RichmanNot, I have learned a lot about DC since my early days. In reference to your question about 5 vs 4 inch hose;the 4 inch will do everything you need, and is pretty much the standard for small shops. I'm not sure why Oneida went with a 5 inch inlet on the Dust Deputy, it does seem weird but I'm sure they had a reason. As for the fittings not "fitting", I've noticed over the last couple of years that that is pretty common. There seems to be no standardization with regards to dust fittings, and many machines seem to be over/under sized just enough for the store bought fittings to not fit without tweaking. I would stick with the 5 to 4 inch adapter and use 4 inch beyond that, as the number of available fittings is greater when you need to expand. Try Woodcraft or Rockler for fittings, they have a good assortment, and try to actually see/touch them before you buy if possible.

As for the table saw, since most only require about 350 cfm to move their dust, 4 inch hose is just fine. Just remember to design your shop layout so the machines requiring the most air movement are closest to the DC, and use flex hose as little as possible since the ridges slow down air movement…short runs only unless you plan to use just one length of hose and attach it to the particular machine you are using.


----------



## rustythebailiff (Jan 31, 2013)

daddy2kids, that's a really loaded question. Looking at the review, they talked about everything from bottom line to top shelf dust collectors. What you need, ultimately, is the DC that will do the job based on your needs. To me the criteria are:

1. Shop size - how far does the dust have to travel
2. Number and type of machines in the shop - different machines have different removal needs

For instance, a table saw requires 350 cfm to move the debris it puts out, but a jointer needs as much as 450, and a 15 inch planer needs a whopping 900!

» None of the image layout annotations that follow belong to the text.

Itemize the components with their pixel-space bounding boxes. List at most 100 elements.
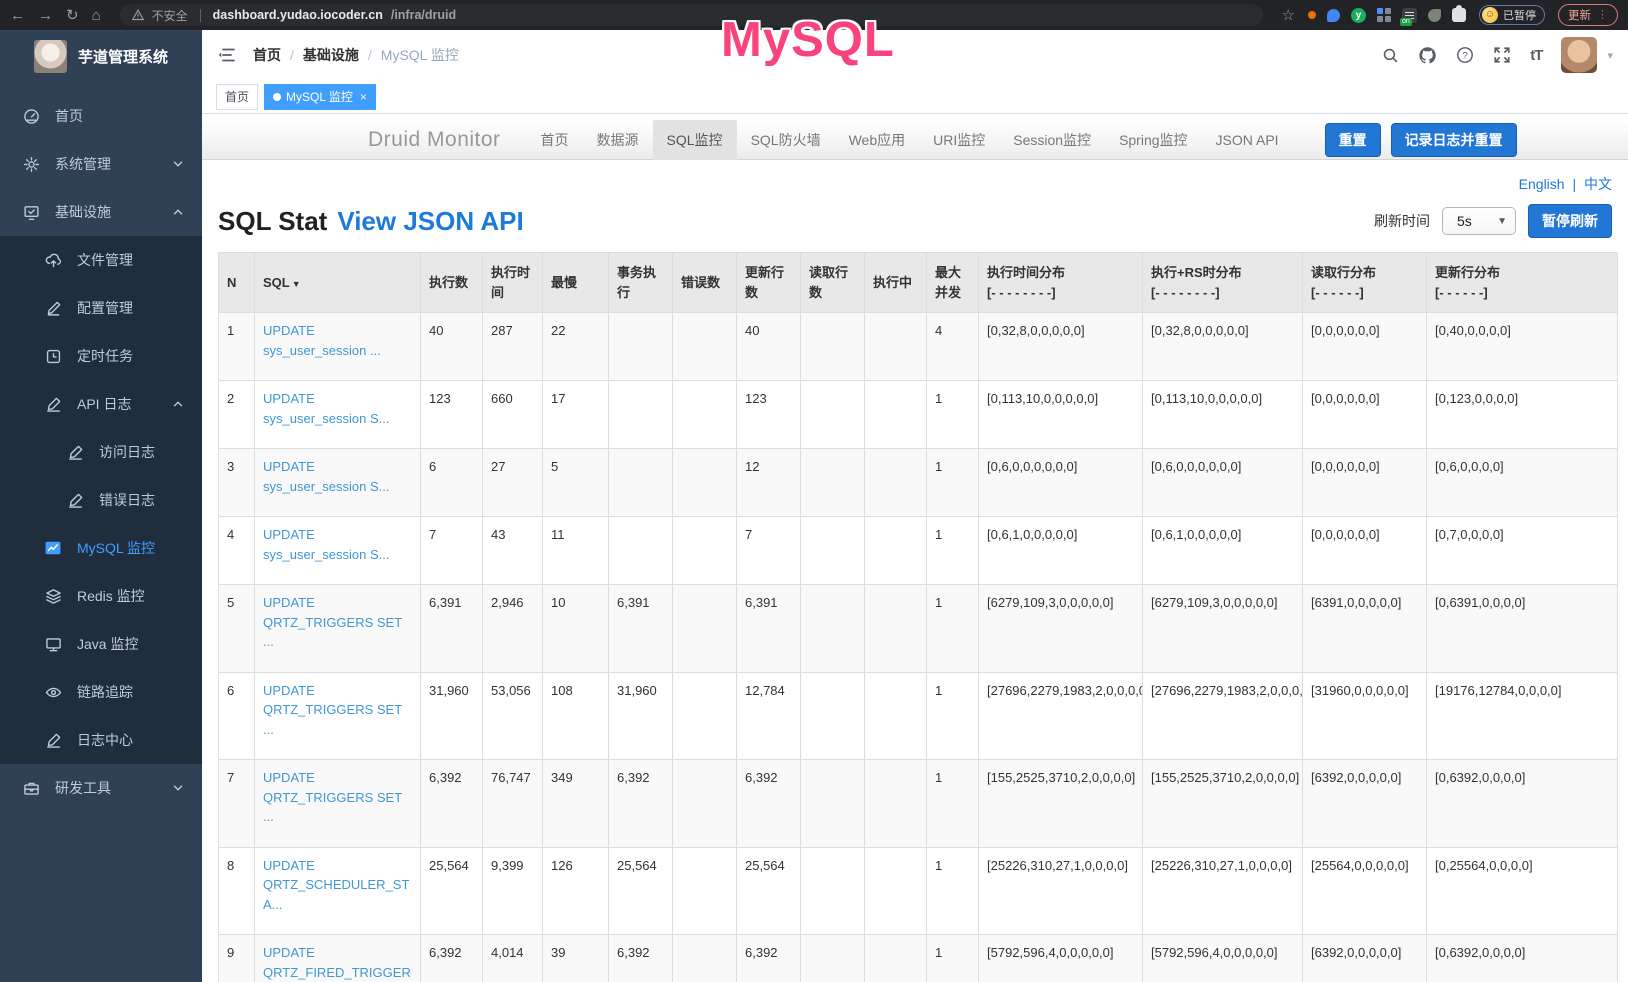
sidebar-item-home[interactable]: 首页 bbox=[0, 92, 202, 140]
sidebar-item-access-log[interactable]: 访问日志 bbox=[0, 428, 202, 476]
home-icon[interactable]: ⌂ bbox=[92, 8, 101, 23]
sql-link[interactable]: UPDATE QRTZ_TRIGGERS SET ... bbox=[263, 683, 402, 737]
druid-body: English | 中文 SQL Stat View JSON API 刷新时间… bbox=[202, 160, 1628, 982]
reset-button[interactable]: 重置 bbox=[1325, 123, 1381, 157]
sql-link[interactable]: UPDATE sys_user_session S... bbox=[263, 391, 389, 426]
column-header[interactable]: SQL▼ bbox=[255, 253, 421, 313]
sidebar-item-label: 配置管理 bbox=[77, 298, 133, 318]
column-header[interactable]: 执行数 bbox=[421, 253, 483, 313]
column-header[interactable]: 最慢 bbox=[543, 253, 609, 313]
druid-nav-数据源[interactable]: 数据源 bbox=[583, 120, 653, 160]
view-json-api-link[interactable]: View JSON API bbox=[337, 206, 523, 237]
refresh-label: 刷新时间 bbox=[1374, 211, 1430, 231]
druid-nav-SQL防火墙[interactable]: SQL防火墙 bbox=[737, 120, 835, 160]
sidebar-item-file[interactable]: 文件管理 bbox=[0, 236, 202, 284]
sql-link[interactable]: UPDATE QRTZ_TRIGGERS SET ... bbox=[263, 595, 402, 649]
druid-nav-SQL监控[interactable]: SQL监控 bbox=[653, 120, 737, 160]
search-icon[interactable] bbox=[1382, 47, 1399, 64]
close-icon[interactable]: × bbox=[360, 90, 367, 104]
value-cell: [0,7,0,0,0,0] bbox=[1427, 517, 1618, 585]
forward-icon[interactable]: → bbox=[38, 8, 53, 23]
sql-link[interactable]: UPDATE sys_user_session S... bbox=[263, 527, 389, 562]
extension-donut-icon[interactable] bbox=[1308, 11, 1316, 19]
column-header[interactable]: N bbox=[219, 253, 255, 313]
sidebar-item-system[interactable]: 系统管理 bbox=[0, 140, 202, 188]
sidebar-item-mysql[interactable]: MySQL 监控 bbox=[0, 524, 202, 572]
table-header: NSQL▼执行数执行时间最慢事务执行错误数更新行数读取行数执行中最大并发执行时间… bbox=[219, 253, 1618, 313]
column-header[interactable]: 错误数 bbox=[673, 253, 737, 313]
tag-MySQL 监控[interactable]: MySQL 监控 × bbox=[264, 84, 376, 110]
value-cell: [0,32,8,0,0,0,0,0] bbox=[1143, 313, 1303, 381]
sidebar-item-log-center[interactable]: 日志中心 bbox=[0, 716, 202, 764]
value-cell: 25,564 bbox=[421, 847, 483, 935]
column-header[interactable]: 执行中 bbox=[865, 253, 927, 313]
druid-nav-JSON API[interactable]: JSON API bbox=[1202, 120, 1293, 160]
table-row: 9UPDATE QRTZ_FIRED_TRIGGER...6,3924,0143… bbox=[219, 935, 1618, 982]
extension-drop-icon[interactable] bbox=[1327, 9, 1340, 22]
breadcrumb-separator: / bbox=[290, 47, 294, 63]
extension-grid-icon[interactable] bbox=[1377, 8, 1391, 22]
user-avatar[interactable] bbox=[1561, 37, 1597, 73]
tag-首页[interactable]: 首页 bbox=[216, 84, 258, 110]
column-header[interactable]: 执行时间分布[- - - - - - - -] bbox=[979, 253, 1143, 313]
extension-green-icon[interactable]: y bbox=[1351, 8, 1366, 23]
extensions-row: y on bbox=[1308, 8, 1466, 23]
hamburger-icon[interactable] bbox=[217, 45, 237, 65]
lang-chinese-link[interactable]: 中文 bbox=[1584, 176, 1612, 192]
value-cell: [0,6,1,0,0,0,0,0] bbox=[1143, 517, 1303, 585]
column-header[interactable]: 读取行数 bbox=[801, 253, 865, 313]
column-header[interactable]: 最大并发 bbox=[927, 253, 979, 313]
sql-link[interactable]: UPDATE sys_user_session S... bbox=[263, 459, 389, 494]
sql-cell: UPDATE QRTZ_SCHEDULER_STA... bbox=[255, 847, 421, 935]
column-header[interactable]: 执行时间 bbox=[483, 253, 543, 313]
sidebar-item-job[interactable]: 定时任务 bbox=[0, 332, 202, 380]
back-icon[interactable]: ← bbox=[10, 8, 25, 23]
druid-nav-Session监控[interactable]: Session监控 bbox=[999, 120, 1105, 160]
help-icon[interactable]: ? bbox=[1456, 46, 1474, 64]
sidebar-logo[interactable]: 芋道管理系统 bbox=[0, 30, 202, 82]
column-header[interactable]: 执行+RS时分布[- - - - - - - -] bbox=[1143, 253, 1303, 313]
value-cell bbox=[801, 449, 865, 517]
sql-link[interactable]: UPDATE sys_user_session ... bbox=[263, 323, 381, 358]
extension-list-icon[interactable]: on bbox=[1402, 8, 1417, 23]
sql-link[interactable]: UPDATE QRTZ_FIRED_TRIGGER... bbox=[263, 945, 411, 982]
fullscreen-icon[interactable] bbox=[1493, 46, 1511, 64]
browser-update-button[interactable]: 更新 ⋮ bbox=[1558, 4, 1618, 26]
sidebar-item-trace[interactable]: 链路追踪 bbox=[0, 668, 202, 716]
extensions-puzzle-icon[interactable] bbox=[1452, 8, 1466, 22]
sidebar-item-error-log[interactable]: 错误日志 bbox=[0, 476, 202, 524]
bookmark-star-icon[interactable]: ☆ bbox=[1282, 8, 1295, 23]
extension-leaf-icon[interactable] bbox=[1428, 9, 1441, 22]
column-header[interactable]: 事务执行 bbox=[609, 253, 673, 313]
sidebar-item-config[interactable]: 配置管理 bbox=[0, 284, 202, 332]
refresh-interval-select[interactable]: 5s ▼ bbox=[1442, 207, 1516, 235]
sidebar-item-java[interactable]: Java 监控 bbox=[0, 620, 202, 668]
mysql-annotation-overlay: MySQL bbox=[721, 12, 895, 68]
breadcrumb-item[interactable]: 基础设施 bbox=[303, 45, 359, 65]
sidebar-item-redis[interactable]: Redis 监控 bbox=[0, 572, 202, 620]
reload-icon[interactable]: ↻ bbox=[66, 8, 79, 23]
breadcrumb-item[interactable]: 首页 bbox=[253, 45, 281, 65]
sidebar-item-dev-tools[interactable]: 研发工具 bbox=[0, 764, 202, 812]
browser-profile-chip[interactable]: ☺ 已暂停 bbox=[1479, 5, 1545, 25]
pause-refresh-button[interactable]: 暂停刷新 bbox=[1528, 204, 1612, 238]
avatar-caret-icon[interactable]: ▾ bbox=[1607, 49, 1613, 62]
sidebar-item-api-log[interactable]: API 日志 bbox=[0, 380, 202, 428]
tags-view-bar: 首页 MySQL 监控 × bbox=[202, 80, 1628, 114]
log-and-reset-button[interactable]: 记录日志并重置 bbox=[1391, 123, 1517, 157]
column-header[interactable]: 读取行分布[- - - - - -] bbox=[1303, 253, 1427, 313]
sql-link[interactable]: UPDATE QRTZ_SCHEDULER_STA... bbox=[263, 858, 409, 912]
browser-menu-icon[interactable]: ⋮ bbox=[1597, 10, 1608, 21]
druid-nav-首页[interactable]: 首页 bbox=[527, 120, 583, 160]
column-header[interactable]: 更新行分布[- - - - - -] bbox=[1427, 253, 1618, 313]
druid-nav-URI监控[interactable]: URI监控 bbox=[919, 120, 999, 160]
druid-nav-Web应用[interactable]: Web应用 bbox=[835, 120, 920, 160]
address-bar[interactable]: 不安全 dashboard.yudao.iocoder.cn/infra/dru… bbox=[120, 4, 1263, 26]
sql-link[interactable]: UPDATE QRTZ_TRIGGERS SET ... bbox=[263, 770, 402, 824]
lang-english-link[interactable]: English bbox=[1519, 176, 1565, 192]
druid-nav-Spring监控[interactable]: Spring监控 bbox=[1105, 120, 1201, 160]
sidebar-item-infra[interactable]: 基础设施 bbox=[0, 188, 202, 236]
column-header[interactable]: 更新行数 bbox=[737, 253, 801, 313]
github-icon[interactable] bbox=[1418, 46, 1437, 65]
font-size-icon[interactable]: tT bbox=[1530, 47, 1542, 64]
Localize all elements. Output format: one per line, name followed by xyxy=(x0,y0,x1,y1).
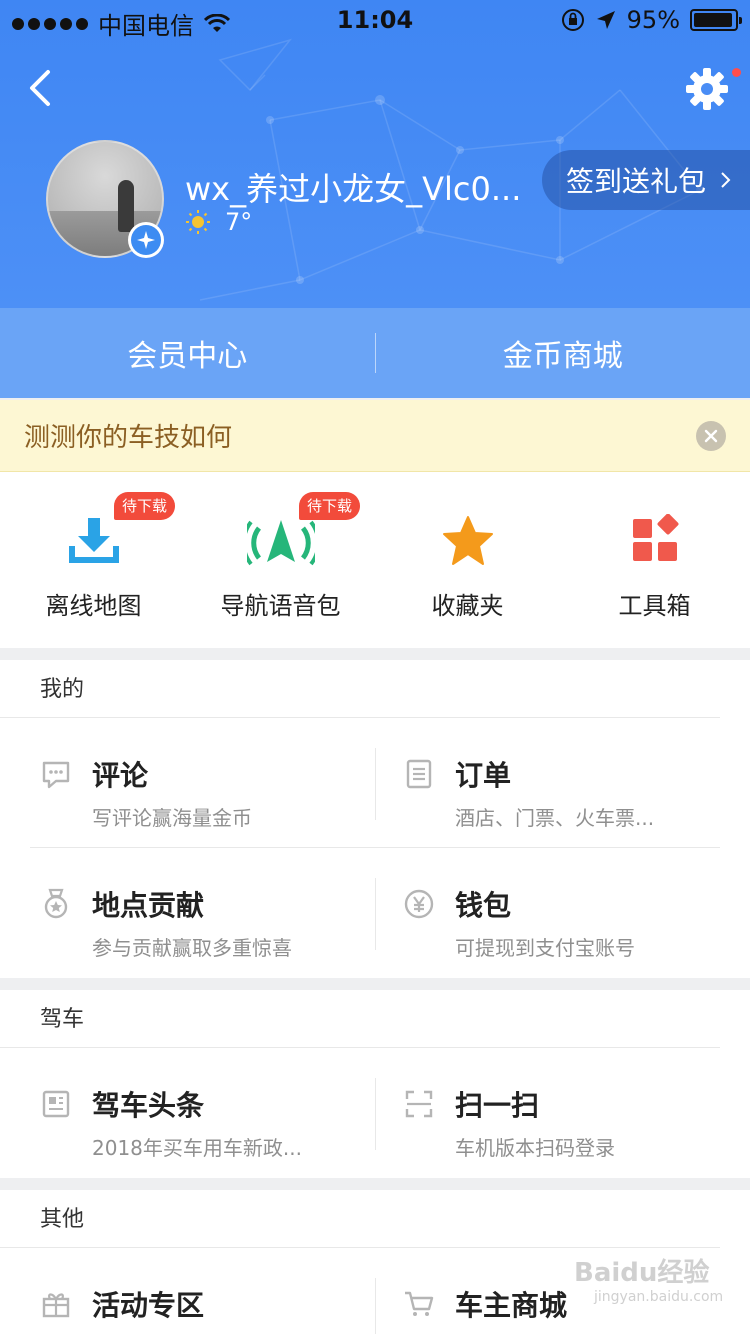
entry-subtitle: 写评论赢海量金币 xyxy=(92,806,252,830)
banner-close-button[interactable] xyxy=(696,420,726,451)
quick-offline-map[interactable]: 待下载 离线地图 xyxy=(0,472,187,648)
entry-title: 扫一扫 xyxy=(455,1089,540,1122)
quick-label: 离线地图 xyxy=(45,592,142,620)
member-bar: 会员中心 金币商城 xyxy=(0,308,750,398)
username[interactable]: wx_养过小龙女_Vlc0... xyxy=(185,164,521,210)
entry-subtitle: 2018年买车用车新政... xyxy=(92,1136,302,1160)
member-center-button[interactable]: 会员中心 xyxy=(0,331,375,375)
quick-label: 导航语音包 xyxy=(220,592,341,620)
entry-subtitle: 酒店、门票、火车票... xyxy=(455,806,655,830)
place-contribution-entry[interactable]: 地点贡献 参与贡献赢取多重惊喜 xyxy=(30,848,375,978)
quick-voice-pack[interactable]: 待下载 导航语音包 xyxy=(187,472,374,648)
scan-icon xyxy=(405,1090,433,1118)
quick-actions: 待下载 离线地图 待下载 导航语音包 收藏夹 工具箱 xyxy=(0,472,750,648)
temperature: 7° xyxy=(225,208,253,236)
sparkle-icon xyxy=(137,231,155,249)
wallet-entry[interactable]: 钱包 可提现到支付宝账号 xyxy=(375,848,720,978)
entry-title: 活动专区 xyxy=(92,1289,205,1322)
quick-label: 工具箱 xyxy=(618,592,691,620)
notification-dot xyxy=(732,68,741,77)
quick-favorites[interactable]: 收藏夹 xyxy=(374,472,561,648)
quick-toolbox[interactable]: 工具箱 xyxy=(561,472,748,648)
driving-test-banner[interactable]: 测测你的车技如何 xyxy=(0,400,750,472)
signin-gift-button[interactable]: 签到送礼包 xyxy=(542,150,750,210)
watermark-brand: Baidu经验 xyxy=(574,1258,710,1288)
chevron-right-icon xyxy=(721,172,731,188)
quick-label: 收藏夹 xyxy=(431,592,504,620)
verified-badge xyxy=(128,222,164,258)
close-icon xyxy=(704,429,718,442)
navigation-voice-icon xyxy=(246,520,315,566)
order-icon xyxy=(406,759,432,789)
settings-button[interactable] xyxy=(684,66,730,112)
status-bar: 中国电信 11:04 95% xyxy=(0,0,750,40)
comment-entry[interactable]: 评论 写评论赢海量金币 xyxy=(30,718,375,848)
list-row: 地点贡献 参与贡献赢取多重惊喜 钱包 可提现到支付宝账号 xyxy=(30,848,720,978)
order-entry[interactable]: 订单 酒店、门票、火车票... xyxy=(375,718,720,848)
battery-icon xyxy=(690,9,742,31)
watermark-url: jingyan.baidu.com xyxy=(594,1289,724,1305)
battery-percent: 95% xyxy=(626,6,680,34)
weather-info: 7° xyxy=(185,208,252,236)
sun-icon xyxy=(186,210,210,234)
toolbox-icon xyxy=(632,514,678,561)
entry-subtitle: 参与贡献赢取多重惊喜 xyxy=(92,936,292,960)
entry-title: 钱包 xyxy=(455,889,512,922)
medal-icon xyxy=(44,888,68,919)
download-icon xyxy=(68,518,119,563)
banner-text: 测测你的车技如何 xyxy=(24,423,233,453)
entry-subtitle: 车机版本扫码登录 xyxy=(455,1136,615,1160)
news-icon xyxy=(42,1090,70,1118)
scan-entry[interactable]: 扫一扫 车机版本扫码登录 xyxy=(375,1048,720,1178)
star-icon xyxy=(442,516,493,565)
profile-header: 中国电信 11:04 95% wx_养过小龙女_Vlc0... 7° 签到送礼包 xyxy=(0,0,750,308)
coin-mall-button[interactable]: 金币商城 xyxy=(376,331,750,375)
entry-title: 车主商城 xyxy=(455,1289,568,1322)
section-mine: 我的 评论 写评论赢海量金币 订单 酒店、门票、火车票... 地点贡献 参与贡献… xyxy=(0,660,750,978)
gear-icon xyxy=(686,68,728,110)
chevron-left-icon xyxy=(30,70,50,106)
section-driving: 驾车 驾车头条 2018年买车用车新政... 扫一扫 车机版本扫码登录 xyxy=(0,990,750,1178)
wallet-icon xyxy=(404,889,434,919)
cart-icon xyxy=(405,1291,434,1316)
section-title: 驾车 xyxy=(0,990,720,1048)
entry-subtitle: 可提现到支付宝账号 xyxy=(455,936,635,960)
entry-title: 地点贡献 xyxy=(92,889,205,922)
gift-icon xyxy=(42,1293,70,1318)
back-button[interactable] xyxy=(22,66,62,110)
comment-icon xyxy=(42,761,70,789)
list-row: 驾车头条 2018年买车用车新政... 扫一扫 车机版本扫码登录 xyxy=(30,1048,720,1178)
entry-title: 驾车头条 xyxy=(92,1089,205,1122)
location-arrow-icon xyxy=(596,11,615,29)
driving-news-entry[interactable]: 驾车头条 2018年买车用车新政... xyxy=(30,1048,375,1178)
section-title: 其他 xyxy=(0,1190,720,1248)
signin-label: 签到送礼包 xyxy=(566,165,707,198)
baidu-jingyan-watermark: Baidu经验 jingyan.baidu.com xyxy=(574,1252,723,1305)
list-row: 评论 写评论赢海量金币 订单 酒店、门票、火车票... xyxy=(30,718,720,848)
avatar-photo-figure xyxy=(118,180,134,232)
section-title: 我的 xyxy=(0,660,720,718)
activity-zone-entry[interactable]: 活动专区 xyxy=(30,1248,375,1334)
rotation-lock-icon xyxy=(561,9,584,31)
entry-title: 订单 xyxy=(455,759,512,792)
entry-title: 评论 xyxy=(92,759,149,792)
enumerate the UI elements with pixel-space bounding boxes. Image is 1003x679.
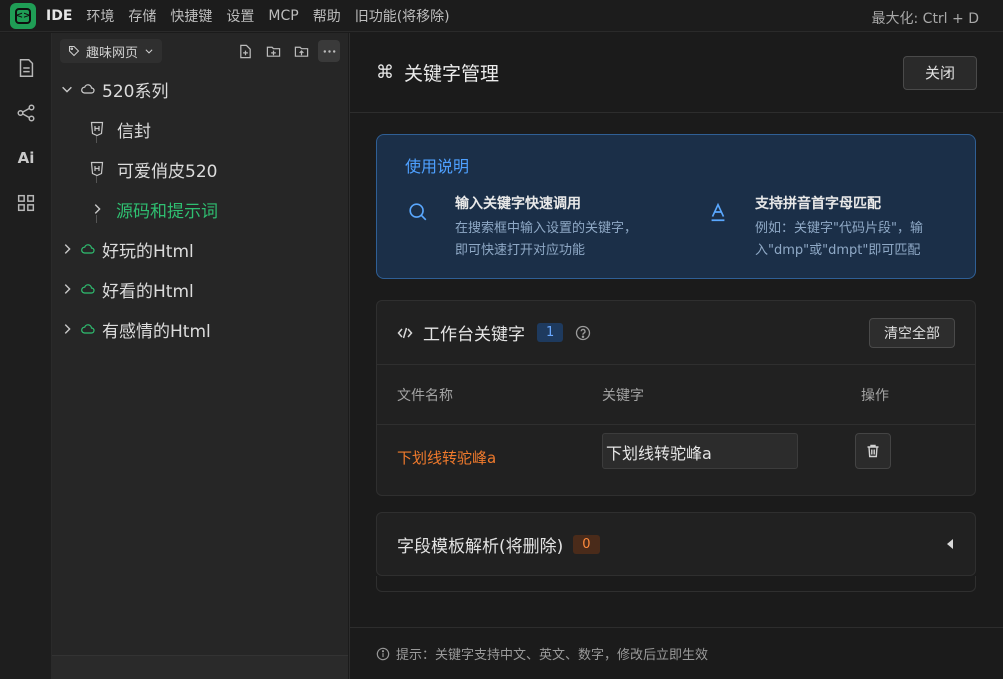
card-header: 工作台关键字 1 清空全部 (377, 301, 975, 365)
cloud-icon (81, 324, 95, 334)
tree-folder-emotional-html[interactable]: 有感情的Html (52, 309, 348, 349)
caret-left-icon (947, 539, 953, 549)
usage-title: 使用说明 (405, 157, 470, 176)
file-tree: 520系列 信封 可爱俏皮520 源码和提示词 好玩的Html 好看的Html … (52, 69, 348, 349)
cloud-icon (81, 244, 95, 254)
card-title: 工作台关键字 (423, 325, 525, 345)
page-title: 关键字管理 (404, 63, 500, 85)
tree-label: 好看的Html (102, 281, 194, 302)
activity-bar: Ai (0, 33, 52, 679)
new-folder-button[interactable] (262, 40, 284, 62)
chevron-right-icon (64, 324, 71, 334)
card-bottom-border (376, 576, 976, 592)
app-title: IDE (46, 7, 73, 24)
count-badge: 1 (537, 323, 564, 342)
trash-icon (867, 444, 879, 458)
column-header-file: 文件名称 (397, 387, 453, 404)
column-header-keyword: 关键字 (602, 387, 644, 404)
table-header: 文件名称 关键字 操作 (377, 365, 975, 425)
activity-ai-button[interactable]: Ai (0, 135, 52, 180)
tree-folder-520[interactable]: 520系列 (52, 69, 348, 109)
chevron-right-icon (94, 204, 101, 214)
more-icon (323, 49, 335, 53)
maximize-hint: 最大化: Ctrl + D (871, 11, 980, 27)
column-header-actions: 操作 (861, 387, 889, 404)
tag-icon (68, 45, 80, 57)
upload-folder-icon (294, 46, 308, 57)
usage-item-search: 输入关键字快速调用 在搜索框中输入设置的关键字，即可快速打开对应功能 (407, 193, 645, 262)
workspace-name: 趣味网页 (86, 45, 139, 61)
tree-file-envelope[interactable]: 信封 (52, 109, 348, 149)
explorer-toolbar: 趣味网页 (52, 33, 348, 69)
menu-mcp[interactable]: MCP (268, 8, 298, 24)
usage-item-title: 输入关键字快速调用 (455, 196, 581, 212)
count-badge: 0 (573, 534, 600, 554)
tree-label: 可爱俏皮520 (117, 161, 218, 182)
keyword-manager-panel: ⌘ 关键字管理 关闭 使用说明 输入关键字快速调用 在搜索框中输入设置的关键字，… (349, 33, 1003, 679)
tree-label: 有感情的Html (102, 321, 211, 342)
html-file-icon (90, 121, 104, 137)
activity-share-button[interactable] (0, 90, 52, 135)
panel-header: ⌘ 关键字管理 关闭 (350, 33, 1003, 113)
usage-instructions: 使用说明 输入关键字快速调用 在搜索框中输入设置的关键字，即可快速打开对应功能 … (376, 134, 976, 279)
chevron-right-icon (64, 284, 71, 294)
usage-item-desc: 例如：关键字"代码片段"，输入"dmp"或"dmpt"即可匹配 (755, 221, 923, 258)
usage-item-title: 支持拼音首字母匹配 (755, 196, 881, 212)
tree-label: 520系列 (102, 81, 169, 102)
menu-bar: <> IDE 环境 存储 快捷键 设置 MCP 帮助 旧功能(将移除) 最大化:… (0, 0, 1003, 32)
command-icon: ⌘ (376, 62, 394, 83)
html-file-icon (90, 161, 104, 177)
file-icon (19, 58, 34, 77)
grid-icon (17, 194, 35, 211)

As for shop size, if you are moving air across a 30 foot shop, you need more cfm to compensate for velocity loss over the distance. Then throw in variables like flex hose, elbows, blast gates and such, which can also slow down your air movement, and the question becomes a bit more complicated.

Can you expound a bit on your requirements?


----------



## TungOil (Jan 16, 2017)

DC design is a very complex subject. These guys have done a good job of boiling it down in their design guide:

http://www.airhand.com/designing/

bottom line is that each system is unique and there are a lot of variables to consider including layout, the equipment you are collecting dust from, length of piping runs and number of pipe bends, etc.


----------



## Redoak49 (Dec 15, 2012)

The link that TungOil posted is a good one and info similar to the Pentz website.

Daddy2kids… there is really no shortcut to figuring out which dust collector.

You can invest the time and read as many posts as possible and things like the Bill Pentz website.

Or you can take a guess and buy one and hope you are lucky.

Besides equipment and shop layout, one of the biggest factors is money.

Just a caution for you. Some brands do a reasonable job in testing their machines while other are just not correct.


----------



## RichmanNot (Dec 31, 2016)

Rustythebailiff…Thank you for the most clear explanation. My shop (in the basement) is very compact. The dust collector and Powermatic 66 Cabinet saw will be within 6-8 feet of each other at the most. I plan on making a plexiglass blade guard with over-the blade dust collection using a 2-1/2 flex hose which will be coming down from the (low ceiling- floor joists) above the saw. The other tools are a 14 inch band-saw on a cart and a 4 inch Rockwell Delta 37-290 Jointer on a cart. These two tools be moved around to be connected as needed.

So getting the answer that the 4 inch port on the saw is the correct size, I will now proceed to complete the dust collection set-up. I will be posting another BLOG on that project here on Lumberjocks. I have blogs going on my Powermatic 66 Restore which so far includes a pictorial on the Biesemeyer Fence and the 3HP Motor bearing removal and replacement.

As for a dust collector I bought the Harbor Freight 2HP unit. As one who is on their mailer list, I got and used a 25% OFF COUPON and the DC only cost me $149.99! I went with the Oneida Super Dust Deputy AXDOO2030A (the one with the 5 inch inlet @ $169.00) I also bought Donaldson Filters. They are the same .05 Micron as the Wynne Environmental only half the price!

My BLOG will be coming soon on this fantastic Collection SET-UP! I used many ideas from other DC 2-STAGE set-ups using the HF and Oneida Dust deputy and I think (well I am a bit prejudice) I have the best one yet! But I will have to wait and see what the critics have to say on this!


> RichmanNot, I have learned a lot about DC since my early days. In reference to your question about 5 vs 4 inch hose;the 4 inch will do everything you need, and is pretty much the standard for small shops. I m not sure why Oneida went with a 5 inch inlet on the Dust Deputy, it does seem weird but I m sure they had a reason. As for the fittings not "fitting", I ve noticed over the last couple of years that that is pretty common. There seems to be no standardization with regards to dust fittings, and many machines seem to be over/under sized just enough for the store bought fittings to not fit without tweaking. I would stick with the 5 to 4 inch adapter and use 4 inch beyond that, as the number of available fittings is greater when you need to expand. Try Woodcraft or Rockler for fittings, they have a good assortment, and try to actually see/touch them before you buy if possible.
> 
> As for the table saw, since most only require about 350 cfm to move their dust, 4 inch hose is just fine. Just remember to design your shop layout so the machines requiring the most air movement are closest to the DC, and use flex hose as little as possible since the ridges slow down air movement…short runs only unless you plan to use just one length of hose and attach it to the particular machine you are using.
> 
> - rustythebailiff


----------